Outro investigado é o empresário Ricardo Magro, proprietário da Refit, contra quem foi expedido mandado de prisão preventiva.
Segundo a Polícia Federal, as investigações apuram a atuação de um conglomerado suspeito de utilizar estruturas societárias e financeiras para ocultação patrimonial, dissimulação de bens e envio irregular de recursos ao exterior.

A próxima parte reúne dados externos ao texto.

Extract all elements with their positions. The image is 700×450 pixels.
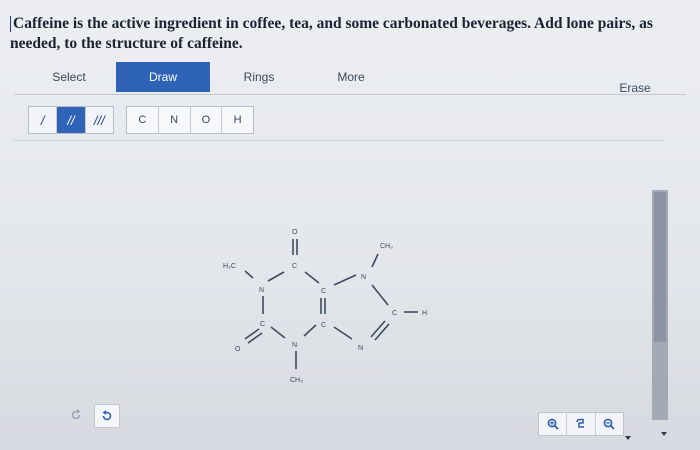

Ao todo, foram cumpridos 17 mandados de busca e apreensão e sete medidas de afastamento de função pública nos estados do Rio de Janeiro, São Paulo e no Distrito Federal. As ordens judiciais foram autorizadas pelo Supremo Tribunal Federal (STF).
A Justiça também determinou o bloqueio de aproximadamente R$ 52 bilhões em ativos financeiros, além da suspensão das atividades econômicas das empresas investigadas. Um dos alvos da operação teve ainda a inclusão solicitada na Difusão Vermelha da Interpol.
A operação contou com apoio técnico da Receita Federal.
De acordo com a PF, a investigação envolve suspeitas de fraudes fiscais, ocultação patrimonial e inconsistências relacionadas à operação de uma refinaria ligada ao grupo investigado.
Em nota, a corporação informou que a apuração integra investigações conduzidas no âmbito da Arguição de Descumprimento de Preceito Fundamental 635, ação que trata da atuação de organizações criminosas e de possíveis conexões com agentes públicos no estado do Rio de Janeiro.